A agência internacional de notação de crédito Fitch prevê que a dívida do Japão continue a diminuir nos próximos cinco anos, apesar da nova política orçamental expansionista do país anunciada na semana passada. Num relatório divulgado a 27 de maio, no horário local, a Fitch afirmou que o reforço da postura de política fiscal do Japão nos últimos anos garantiu margem orçamental dentro do quadro de notação de crédito existente. Na semana passada, o governo japonês adiou a meta de superavit do saldo primário e aprovou a «Basic Policy on Economic and Fiscal Management and Reform» (Política Básica para a Gestão Económica e Financeira e a Reforma), juntamente com uma estratégia de crescimento, com foco em investimentos fiscais de grande escala em setores de crescimento como a inteligência artificial e os semicondutores. A Fitch salientou que o governo adotou uma estratégia fiscal de médio prazo para manter uma tendência descendente na dívida pública total, substituindo o objetivo de superavit do saldo primário.
Japão adia a meta de superavit do saldo primário e adota estratégia de redução da dívida
O governo japonês decidiu na semana passada adiar a sua meta de superavit do saldo primário e, em vez disso, adotar uma estratégia fiscal de médio prazo destinada a manter a dívida pública total numa trajetória descendente.

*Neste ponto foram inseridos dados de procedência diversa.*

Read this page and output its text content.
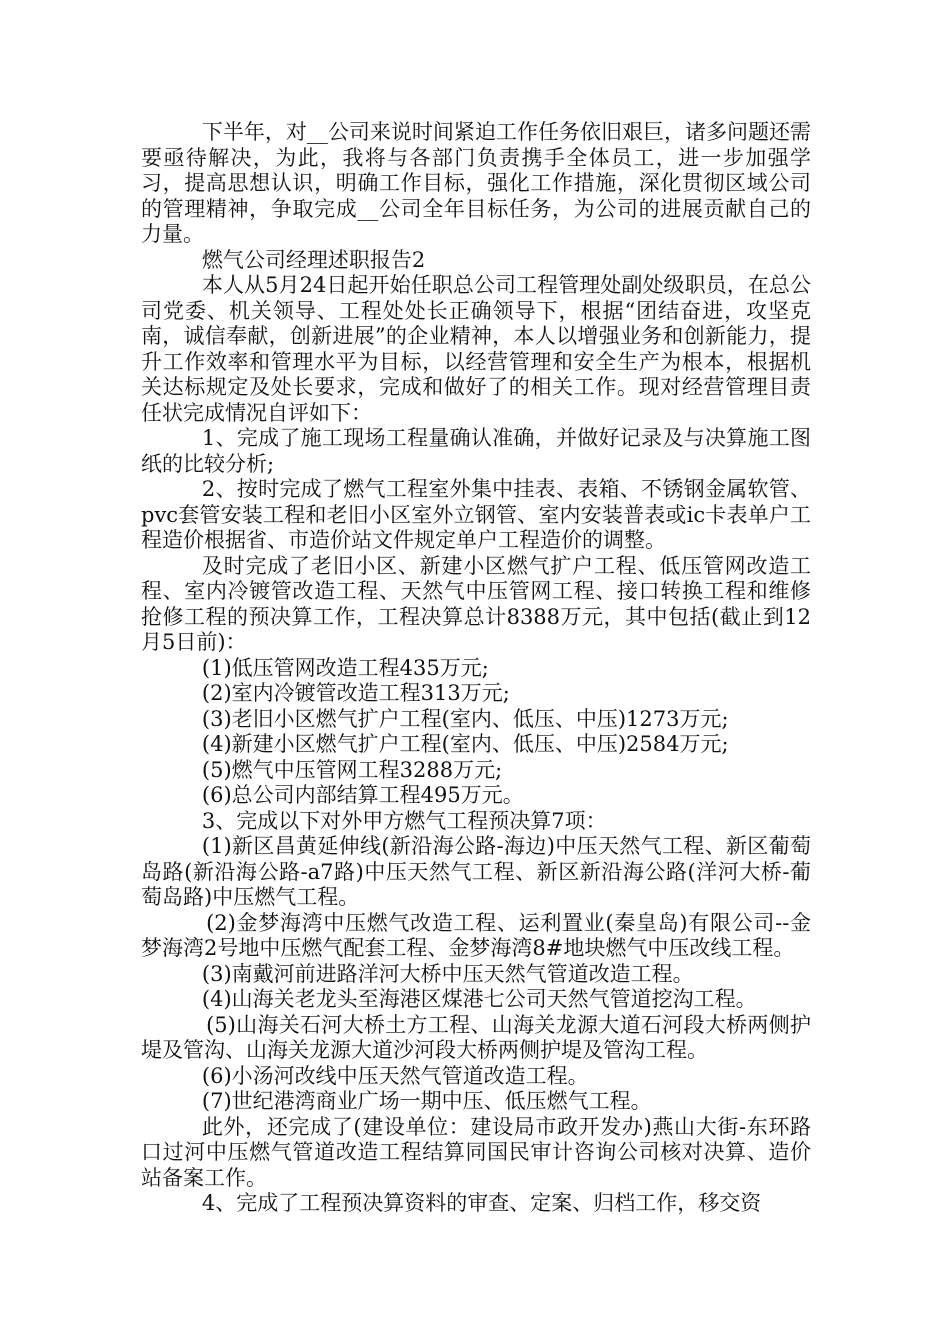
下半年，对__公司来说时间紧迫工作任务依旧艰巨，诸多问题还需要亟待解决，为此，我将与各部门负责携手全体员工，进一步加强学习，提高思想认识，明确工作目标，强化工作措施，深化贯彻区域公司的管理精神，争取完成__公司全年目标任务，为公司的进展贡献自己的力量。

燃气公司经理述职报告2

本人从5月24日起开始任职总公司工程管理处副处级职员，在总公司党委、机关领导、工程处处长正确领导下，根据“团结奋进，攻坚克南，诚信奉献，创新进展”的企业精神，本人以增强业务和创新能力，提升工作效率和管理水平为目标，以经营管理和安全生产为根本，根据机关达标规定及处长要求，完成和做好了的相关工作。现对经营管理目责任状完成情况自评如下：

1、完成了施工现场工程量确认准确，并做好记录及与决算施工图纸的比较分析;

2、按时完成了燃气工程室外集中挂表、表箱、不锈钢金属软管、pvc套管安装工程和老旧小区室外立钢管、室内安装普表或ic卡表单户工程造价根据省、市造价站文件规定单户工程造价的调整。

及时完成了老旧小区、新建小区燃气扩户工程、低压管网改造工程、室内冷镀管改造工程、天然气中压管网工程、接口转换工程和维修抢修工程的预决算工作，工程决算总计8388万元，其中包括(截止到12月5日前)：

(1)低压管网改造工程435万元;

(2)室内冷镀管改造工程313万元;

(3)老旧小区燃气扩户工程(室内、低压、中压)1273万元;

(4)新建小区燃气扩户工程(室内、低压、中压)2584万元;

(5)燃气中压管网工程3288万元;

(6)总公司内部结算工程495万元。

3、完成以下对外甲方燃气工程预决算7项：

(1)新区昌黄延伸线(新沿海公路-海边)中压天然气工程、新区葡萄岛路(新沿海公路-a7路)中压天然气工程、新区新沿海公路(洋河大桥-葡萄岛路)中压燃气工程。

(2)金梦海湾中压燃气改造工程、运利置业(秦皇岛)有限公司--金梦海湾2号地中压燃气配套工程、金梦海湾8#地块燃气中压改线工程。

(3)南戴河前进路洋河大桥中压天然气管道改造工程。

(4)山海关老龙头至海港区煤港七公司天然气管道挖沟工程。

(5)山海关石河大桥土方工程、山海关龙源大道石河段大桥两侧护堤及管沟、山海关龙源大道沙河段大桥两侧护堤及管沟工程。

(6)小汤河改线中压天然气管道改造工程。

(7)世纪港湾商业广场一期中压、低压燃气工程。

此外，还完成了(建设单位：建设局市政开发办)燕山大街-东环路口过河中压燃气管道改造工程结算同国民审计咨询公司核对决算、造价站备案工作。

4、完成了工程预决算资料的审查、定案、归档工作，移交资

O novo quadro de políticas inclui investimentos fiscais de grande escala em setores de crescimento como a inteligência artificial e os semicondutores, tal como delineado na «Basic Policy on Economic and Fiscal Management and Reform» aprovada e na estratégia de crescimento.
A Fitch considerou que, se o saldo primário for gerido de forma flexível de acordo com as condições macroeconómicas, poderá ainda servir como um benchmark eficaz para a solidez fiscal. A agência de notação referiu que o reforço da postura de política fiscal do Japão nos últimos anos criou margem orçamental dentro do quadro de notação de crédito existente.

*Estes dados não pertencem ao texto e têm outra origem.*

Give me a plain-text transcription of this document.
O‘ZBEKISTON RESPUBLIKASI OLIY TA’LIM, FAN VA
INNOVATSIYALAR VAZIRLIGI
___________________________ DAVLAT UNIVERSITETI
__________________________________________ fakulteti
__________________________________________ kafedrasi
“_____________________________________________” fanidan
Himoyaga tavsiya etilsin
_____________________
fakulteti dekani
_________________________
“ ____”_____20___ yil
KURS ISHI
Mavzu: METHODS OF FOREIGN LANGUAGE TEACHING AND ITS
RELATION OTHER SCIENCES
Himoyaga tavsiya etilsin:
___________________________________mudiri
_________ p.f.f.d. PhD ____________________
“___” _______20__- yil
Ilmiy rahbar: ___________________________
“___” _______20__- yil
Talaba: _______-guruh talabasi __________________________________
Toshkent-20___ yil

Fitch prevê uma continuação da descida da dívida ao longo de cinco anos
A Fitch prevê que a taxa de endividamento do Japão continuará a diminuir durante todo o período de previsão de cinco anos. No entanto, a agência alertou que alcançar a redução ou a estabilização da dívida se tornará mais difícil numa perspetiva de longo prazo.
A agência de notação afirmou que a inflação estabilizada em torno de 2% impulsionará as taxas de crescimento nominais e fornecerá apoio adicional para a redução da dívida. Ainda assim, a Fitch observou que este benefício se irá diluindo com o tempo à medida que a dívida for refinanciada a custos de juros mais elevados. A agência realçou que a tendência da taxa de endividamento no longo prazo dependerá, em larga medida, de o crescimento potencial ser substancialmente aumentado.

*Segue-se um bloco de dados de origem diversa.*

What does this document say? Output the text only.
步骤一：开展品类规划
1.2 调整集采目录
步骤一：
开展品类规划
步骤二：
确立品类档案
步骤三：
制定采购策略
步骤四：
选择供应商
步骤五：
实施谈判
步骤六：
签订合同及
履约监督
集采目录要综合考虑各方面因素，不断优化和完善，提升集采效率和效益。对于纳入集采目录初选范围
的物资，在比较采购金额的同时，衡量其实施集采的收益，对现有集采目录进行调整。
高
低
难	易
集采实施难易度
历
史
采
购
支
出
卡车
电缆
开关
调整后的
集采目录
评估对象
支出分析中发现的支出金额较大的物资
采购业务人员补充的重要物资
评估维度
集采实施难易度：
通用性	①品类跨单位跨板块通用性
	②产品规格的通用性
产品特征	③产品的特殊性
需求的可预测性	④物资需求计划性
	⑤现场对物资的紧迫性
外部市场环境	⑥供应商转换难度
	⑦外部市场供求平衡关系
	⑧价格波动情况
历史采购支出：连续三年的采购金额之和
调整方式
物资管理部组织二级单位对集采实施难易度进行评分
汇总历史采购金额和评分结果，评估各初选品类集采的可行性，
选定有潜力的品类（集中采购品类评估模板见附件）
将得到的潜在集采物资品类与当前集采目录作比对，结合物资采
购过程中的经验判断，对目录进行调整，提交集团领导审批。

A subida das taxas reais de juros representa o maior risco para a dinâmica da dívida
A Fitch identificou a tendência ascendente das taxas reais de juros sobre os títulos do governo japonês como o maior fator de risco para a dinâmica da dívida. A agência referiu que, embora os aumentos recentes das taxas de juros reflitam a inflação, a dinâmica da dívida enfrentará pressão se os prémios de risco subirem devido às preocupações do mercado com as condições fiscais.
A agência de notação afirmou que as vantagens do crescimento nominal sustentado pela inflação se irão degradando gradualmente à medida que a dívida a juros elevados for refinanciada. A Fitch enfatizou que os movimentos da taxa de juro real serão determinantes para saber se o Japão consegue sustentar a sua trajetória de redução da dívida para além do período imediato de previsão de cinco anos.
FAQ
O que é que a Fitch previu sobre a trajetória da dívida do Japão?
A Fitch prevê que a dívida do Japão continuará a diminuir nos próximos cinco anos, apesar da nova política fiscal expansionista do governo. A agência de notação afirmou num relatório divulgado a 27 de maio, no horário local, que o reforço da postura de política fiscal do Japão nos últimos anos garantiu margem orçamental dentro do quadro de notação de crédito existente.
Porque é que o Japão adiou a meta de superavit do saldo primário?
Na semana passada, o governo japonês adiou a meta de superavit do saldo primário e, em vez disso, adotou uma estratégia fiscal de médio prazo para manter a dívida pública total numa trajetória descendente. A mudança de política permite investimentos fiscais de grande escala em setores de crescimento como a inteligência artificial e os semicondutores, tal como delineado na «Basic Policy on Economic and Fiscal Management and Reform» aprovada e na estratégia de crescimento.
Qual é o maior risco para a dinâmica da dívida do Japão, segundo a Fitch?
A Fitch identificou a tendência ascendente das taxas reais de juros sobre os títulos do governo japonês como o maior fator de risco para a dinâmica da dívida. A agência referiu que, embora os aumentos recentes das taxas de juros reflitam a inflação, a dinâmica da dívida enfrentará pressão se os prémios de risco subirem devido às preocupações do mercado com as condições fiscais.